One would think that this fine print would be a deterrent. It seems fairly harsh and downright frightening. But the text tells us that the people did not listen. They wanted a king. They wanted a king to govern them, to go out and fight their battles for them. Here is the real reason for wanting a king. There were those around them who were willing and able to invade and take the land from the people. If only there were a strong leader who would go out and fight the battles and the invaders for the people. How quickly they forgot that God had given them a victory over the Philistines shortly before the request for a king. How quickly they forgot the Lord who had delivered them from their enemies during the times of the judges. No, what they wanted was a strong man who would lead them into battle, on whom they would be able to see and say that because of him they were victorious. They wanted a king.
Samuel did his best to dissuade them and, in the end, he gives in. After this meeting with the elders of Israel, he anoints Saul to be the king over the people. And Saul starts off well. He leads the nation into battle and is successful. He is humble and gives honor to the Lord. But then character flaws begin to show up and the one who was anointed will eventually be cut off from being king. Samuel is eventually told to go and relate to Saul that he is no longer to be king, a difficult task to do. But from here until the exile, there will be a king on the throne. They will be, except for a few, just as Samuel told the people, they will take and rule rather than be the leaders that God wanted them to be.
We often do not read the fine print. How often do we scroll through online statements until we find the “I Accept” button and click it to move on? Or how often do we sign a contract without looking at what is there before us? How much do we give up because we do not read the fine print?
When we want, like the elders of Israel, security and have someone lead us through our problems we often will give up freedom and justice for the sake of security and “law and order”. But what happens when we read the “fine print” that Samuel gave to the people of Israel and to us? Bruce C. Birch asks this question: “At what point do our loyalties to human institutions have to give way to the higher loyalty we owe to God?” There have been many examples of those who stood up to human authority. Martin Luther stood up to the church, Dietrich Bonhoeffer stood up to the government of Germany under Adolf Hitler, Martin Luther King Jr. stood up to the state to call for justice in civil rights, Oscar Romero stood up to the use of violence to bring about change. The last three all lost their lives in their pursuit of justice. There are others who have paid the ultimate price for their standing up for what is right. Some have been killed by the state and others by those who want to keep the status quo. But we are called to stand with God in the pursuit of justice no matter what the cost.
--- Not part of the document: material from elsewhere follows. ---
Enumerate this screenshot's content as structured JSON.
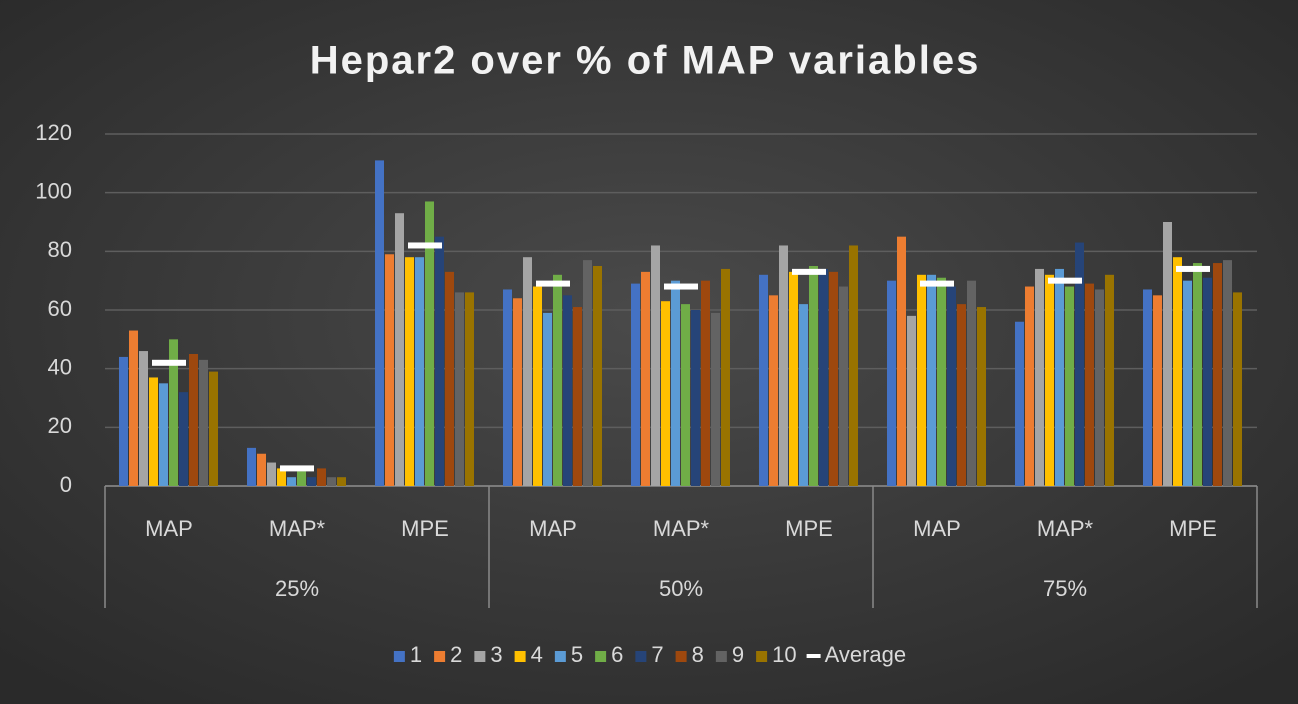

Birch also has this to say about this passage of scripture: “In 1 Samuel 8, God gives Israel the freedom to choose a king, but God does not give up the claim to divine sovereignty. We, too, have the freedom to participate boldly in making the decisions of public life, but is we read this chapter carefully we should do so with some degree of humility (and repentance?) in recognition that human power is only subordinate to divine power.” When we want our security at the expense of justice and mercy, we have missed the fine print. Then like the woman in Post’s story, it is not the mistake that gets us into trouble, it’s the fine print. But there is good news. There is grace in God. That grace is extended to us even when we miss the fine print if we turn back to God. Will we read the fine print from now on or will we continue to blithely ignore the warnings that God issues to us to remind us of God’s authority over our supposed security? What will it be?